For a team that is new to OKRs, the picture is more complicated. AI can offer a shortcut around the parts of the learning curve that are uncomfortable but valuable: noticing that your key result is really an activity, sitting with the discomfort of admitting that you do not have a measurement for what you care about, debating whether 80 per cent is a stretch or a soft target. These are the moments where the craft of OKR writing is actually learned, and where many of the most common OKR writing mistakes get caught and corrected. If AI steps in and resolves them too quickly, the team gets a tidy document without the underlying understanding, and the next cycle they will need AI again to produce something equally tidy.

The way through is not to ban AI for new teams, but to let them experience the process with less support first, and to invite AI in deliberately once they know what they are looking for. As with most things, the value of the tool grows once the team has the judgement to use it well.

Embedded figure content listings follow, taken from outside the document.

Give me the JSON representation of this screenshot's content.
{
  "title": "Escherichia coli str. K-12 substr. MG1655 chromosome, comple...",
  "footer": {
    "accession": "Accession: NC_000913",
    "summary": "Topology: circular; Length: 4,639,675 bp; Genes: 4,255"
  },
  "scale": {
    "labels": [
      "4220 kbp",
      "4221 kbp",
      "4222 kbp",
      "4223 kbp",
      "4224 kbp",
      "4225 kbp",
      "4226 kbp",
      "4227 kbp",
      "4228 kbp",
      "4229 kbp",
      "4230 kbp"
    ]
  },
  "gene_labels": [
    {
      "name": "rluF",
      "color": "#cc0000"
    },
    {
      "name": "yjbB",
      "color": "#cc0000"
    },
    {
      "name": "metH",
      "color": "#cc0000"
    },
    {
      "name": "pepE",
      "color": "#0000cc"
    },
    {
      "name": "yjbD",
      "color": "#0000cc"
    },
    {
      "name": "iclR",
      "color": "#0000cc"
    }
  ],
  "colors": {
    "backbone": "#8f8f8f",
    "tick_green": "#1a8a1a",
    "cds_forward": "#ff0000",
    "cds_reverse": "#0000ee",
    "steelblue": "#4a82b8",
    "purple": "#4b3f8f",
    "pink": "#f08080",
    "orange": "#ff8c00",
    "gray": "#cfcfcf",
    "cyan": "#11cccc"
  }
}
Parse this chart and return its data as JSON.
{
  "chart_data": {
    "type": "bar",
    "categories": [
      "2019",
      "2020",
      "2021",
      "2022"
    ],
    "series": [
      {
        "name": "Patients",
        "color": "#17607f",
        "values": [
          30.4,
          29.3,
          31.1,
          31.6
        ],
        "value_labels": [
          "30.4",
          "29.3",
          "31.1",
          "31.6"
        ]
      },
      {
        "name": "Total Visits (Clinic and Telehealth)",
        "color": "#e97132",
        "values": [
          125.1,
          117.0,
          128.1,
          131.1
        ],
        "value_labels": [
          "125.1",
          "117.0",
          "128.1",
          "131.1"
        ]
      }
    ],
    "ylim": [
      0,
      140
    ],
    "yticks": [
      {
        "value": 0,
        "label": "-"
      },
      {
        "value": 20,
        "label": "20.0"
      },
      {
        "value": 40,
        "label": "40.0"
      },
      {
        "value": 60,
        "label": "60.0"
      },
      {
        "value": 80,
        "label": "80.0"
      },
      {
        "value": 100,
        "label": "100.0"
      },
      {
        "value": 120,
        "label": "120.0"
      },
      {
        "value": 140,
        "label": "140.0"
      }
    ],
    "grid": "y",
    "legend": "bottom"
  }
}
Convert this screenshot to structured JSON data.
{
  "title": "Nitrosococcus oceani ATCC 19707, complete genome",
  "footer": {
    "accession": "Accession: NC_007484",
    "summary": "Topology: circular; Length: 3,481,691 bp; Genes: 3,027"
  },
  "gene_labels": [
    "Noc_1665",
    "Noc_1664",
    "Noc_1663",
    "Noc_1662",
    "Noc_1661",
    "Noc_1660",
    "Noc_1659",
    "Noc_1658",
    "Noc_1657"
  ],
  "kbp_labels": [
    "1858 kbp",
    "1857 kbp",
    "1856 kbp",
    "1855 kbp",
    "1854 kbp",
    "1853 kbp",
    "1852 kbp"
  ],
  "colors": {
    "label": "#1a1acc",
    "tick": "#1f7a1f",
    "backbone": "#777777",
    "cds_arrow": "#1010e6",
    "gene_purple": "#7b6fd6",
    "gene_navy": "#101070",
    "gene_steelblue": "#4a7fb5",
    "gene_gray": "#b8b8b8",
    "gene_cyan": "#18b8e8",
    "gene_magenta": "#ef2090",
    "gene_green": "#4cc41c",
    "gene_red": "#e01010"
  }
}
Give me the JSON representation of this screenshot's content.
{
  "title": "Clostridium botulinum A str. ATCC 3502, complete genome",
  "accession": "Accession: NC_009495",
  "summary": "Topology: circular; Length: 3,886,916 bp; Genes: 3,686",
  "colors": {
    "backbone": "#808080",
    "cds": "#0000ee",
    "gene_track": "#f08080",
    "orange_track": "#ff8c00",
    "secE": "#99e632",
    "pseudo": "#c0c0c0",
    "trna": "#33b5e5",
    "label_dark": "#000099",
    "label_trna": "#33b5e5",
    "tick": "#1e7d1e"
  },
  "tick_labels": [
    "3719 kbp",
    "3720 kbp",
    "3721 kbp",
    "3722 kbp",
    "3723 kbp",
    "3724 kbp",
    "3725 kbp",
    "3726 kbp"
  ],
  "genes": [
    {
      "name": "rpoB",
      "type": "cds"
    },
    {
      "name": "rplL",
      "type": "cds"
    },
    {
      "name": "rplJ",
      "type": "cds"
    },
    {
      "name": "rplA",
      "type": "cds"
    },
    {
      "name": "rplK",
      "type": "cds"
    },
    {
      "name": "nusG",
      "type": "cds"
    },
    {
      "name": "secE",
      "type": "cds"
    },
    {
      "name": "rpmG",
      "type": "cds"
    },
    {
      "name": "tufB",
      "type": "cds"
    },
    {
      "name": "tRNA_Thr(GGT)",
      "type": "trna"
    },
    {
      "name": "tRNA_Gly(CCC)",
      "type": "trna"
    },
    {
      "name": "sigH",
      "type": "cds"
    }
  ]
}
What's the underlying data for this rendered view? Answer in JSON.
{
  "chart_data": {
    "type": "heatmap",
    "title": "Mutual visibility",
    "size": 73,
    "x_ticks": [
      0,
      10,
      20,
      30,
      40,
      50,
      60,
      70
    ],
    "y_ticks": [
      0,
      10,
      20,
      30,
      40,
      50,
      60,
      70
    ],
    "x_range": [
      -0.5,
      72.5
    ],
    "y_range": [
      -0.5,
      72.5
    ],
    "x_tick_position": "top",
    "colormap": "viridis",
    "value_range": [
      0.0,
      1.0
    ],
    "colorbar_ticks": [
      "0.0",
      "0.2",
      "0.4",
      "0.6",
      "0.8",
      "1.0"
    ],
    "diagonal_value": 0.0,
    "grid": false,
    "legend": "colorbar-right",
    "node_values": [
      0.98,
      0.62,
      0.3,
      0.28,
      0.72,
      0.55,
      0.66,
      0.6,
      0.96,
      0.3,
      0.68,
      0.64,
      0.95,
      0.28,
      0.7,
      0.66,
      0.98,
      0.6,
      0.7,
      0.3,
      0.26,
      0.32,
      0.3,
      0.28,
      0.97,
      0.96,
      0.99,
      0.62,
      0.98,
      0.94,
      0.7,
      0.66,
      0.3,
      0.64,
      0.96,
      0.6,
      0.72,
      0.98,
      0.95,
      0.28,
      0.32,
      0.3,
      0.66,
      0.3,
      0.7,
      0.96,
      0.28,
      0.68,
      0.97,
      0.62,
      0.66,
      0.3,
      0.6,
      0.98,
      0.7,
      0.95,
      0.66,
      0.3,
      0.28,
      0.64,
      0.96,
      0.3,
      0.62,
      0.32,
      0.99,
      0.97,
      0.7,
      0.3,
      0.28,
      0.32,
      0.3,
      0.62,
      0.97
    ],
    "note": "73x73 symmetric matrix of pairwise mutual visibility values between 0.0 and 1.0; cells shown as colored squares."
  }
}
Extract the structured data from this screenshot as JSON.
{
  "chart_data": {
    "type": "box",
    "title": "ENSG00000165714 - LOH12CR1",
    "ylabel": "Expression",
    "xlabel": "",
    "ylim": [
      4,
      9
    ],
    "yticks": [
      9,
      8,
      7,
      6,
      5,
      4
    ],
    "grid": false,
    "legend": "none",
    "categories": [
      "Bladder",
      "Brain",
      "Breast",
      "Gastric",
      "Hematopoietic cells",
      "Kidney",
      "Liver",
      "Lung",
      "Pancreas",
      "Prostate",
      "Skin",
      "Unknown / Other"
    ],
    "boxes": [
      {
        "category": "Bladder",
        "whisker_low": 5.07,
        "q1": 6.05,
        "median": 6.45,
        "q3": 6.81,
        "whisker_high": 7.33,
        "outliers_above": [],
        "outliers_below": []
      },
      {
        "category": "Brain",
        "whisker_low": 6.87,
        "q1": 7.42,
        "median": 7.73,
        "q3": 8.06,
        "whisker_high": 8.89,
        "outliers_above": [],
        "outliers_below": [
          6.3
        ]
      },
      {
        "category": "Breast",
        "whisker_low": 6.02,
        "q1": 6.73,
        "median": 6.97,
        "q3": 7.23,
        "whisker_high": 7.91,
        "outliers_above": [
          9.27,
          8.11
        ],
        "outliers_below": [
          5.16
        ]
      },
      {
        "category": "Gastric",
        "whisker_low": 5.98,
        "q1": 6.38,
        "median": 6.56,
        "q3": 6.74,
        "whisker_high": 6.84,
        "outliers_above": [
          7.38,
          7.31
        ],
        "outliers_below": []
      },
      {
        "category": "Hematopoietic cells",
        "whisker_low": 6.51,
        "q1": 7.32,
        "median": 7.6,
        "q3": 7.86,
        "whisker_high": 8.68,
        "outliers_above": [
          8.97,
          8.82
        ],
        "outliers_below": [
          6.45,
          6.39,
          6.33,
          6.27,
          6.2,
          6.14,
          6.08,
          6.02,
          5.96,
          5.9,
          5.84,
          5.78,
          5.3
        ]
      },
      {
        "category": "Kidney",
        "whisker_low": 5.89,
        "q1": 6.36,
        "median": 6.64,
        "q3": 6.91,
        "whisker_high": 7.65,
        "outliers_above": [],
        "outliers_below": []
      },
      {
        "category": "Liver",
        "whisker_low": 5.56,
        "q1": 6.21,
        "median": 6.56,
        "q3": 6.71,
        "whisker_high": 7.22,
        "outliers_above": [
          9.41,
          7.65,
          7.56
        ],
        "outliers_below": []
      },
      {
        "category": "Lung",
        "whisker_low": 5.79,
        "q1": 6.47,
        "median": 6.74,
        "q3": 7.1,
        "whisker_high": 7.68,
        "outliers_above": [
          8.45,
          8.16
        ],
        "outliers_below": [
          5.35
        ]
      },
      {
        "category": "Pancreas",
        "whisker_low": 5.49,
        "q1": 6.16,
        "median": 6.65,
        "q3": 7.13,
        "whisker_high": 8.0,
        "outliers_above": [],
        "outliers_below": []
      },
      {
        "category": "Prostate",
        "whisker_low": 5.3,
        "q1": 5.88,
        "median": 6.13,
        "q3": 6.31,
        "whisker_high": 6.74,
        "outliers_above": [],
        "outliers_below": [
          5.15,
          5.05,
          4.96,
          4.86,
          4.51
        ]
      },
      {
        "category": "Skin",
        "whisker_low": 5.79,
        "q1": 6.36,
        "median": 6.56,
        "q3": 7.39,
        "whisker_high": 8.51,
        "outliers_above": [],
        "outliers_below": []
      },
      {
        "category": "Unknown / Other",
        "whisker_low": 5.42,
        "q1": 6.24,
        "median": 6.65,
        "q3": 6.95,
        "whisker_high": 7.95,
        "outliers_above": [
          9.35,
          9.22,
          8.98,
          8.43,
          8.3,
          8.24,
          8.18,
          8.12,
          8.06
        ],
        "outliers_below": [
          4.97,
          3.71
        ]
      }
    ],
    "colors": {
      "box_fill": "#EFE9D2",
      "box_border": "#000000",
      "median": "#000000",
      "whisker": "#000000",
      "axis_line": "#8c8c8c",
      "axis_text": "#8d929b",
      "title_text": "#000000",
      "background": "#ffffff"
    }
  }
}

The facilitator’s job when AI is in the process

If you are running an OKR setting workshop, AI is going to be in the room whether you have addressed it or not. Someone will have prepared with it, someone else will bring it up mid-session, and a third person will quietly paste the team’s notes into a model under the table. It is not realistic to treat this as the elephant in the room, and pretending it is not happening tends to produce the worst version of it, where someone walks in with a fully formed set of OKRs they have not had to defend.

The facilitator’s job is to talk about it explicitly, before the workshop or at the start of it. What use of AI do we expect in this process. Where is it helpful, and where do we want the team to work without it. A practical default is that AI can support information gathering before the session and specific, narrow questions during the session, but should not be used to produce candidate OKRs the group is then asked to react to. Without that kind of framing, individuals do not really know what a good use of AI looks like in OKR writing, and they will reach for whatever feels useful in the moment, which is rarely the right thing for the team’s goals.

The pattern across all of this is that AI in OKR writing is genuinely useful, but only when the team knows what it is doing with it. The formulation work AI can take off your plate has never really been where OKRs fail. The interpretation, the trade-offs, the discussion, and the commitment have. The teams that benefit most from AI in their OKR writing process are the ones that are intentional about where it enters, what they ask of it, and what they refuse to delegate. Be deliberate about that, and AI becomes a real support. Skip the question, and you get tidy goals that nobody really owns.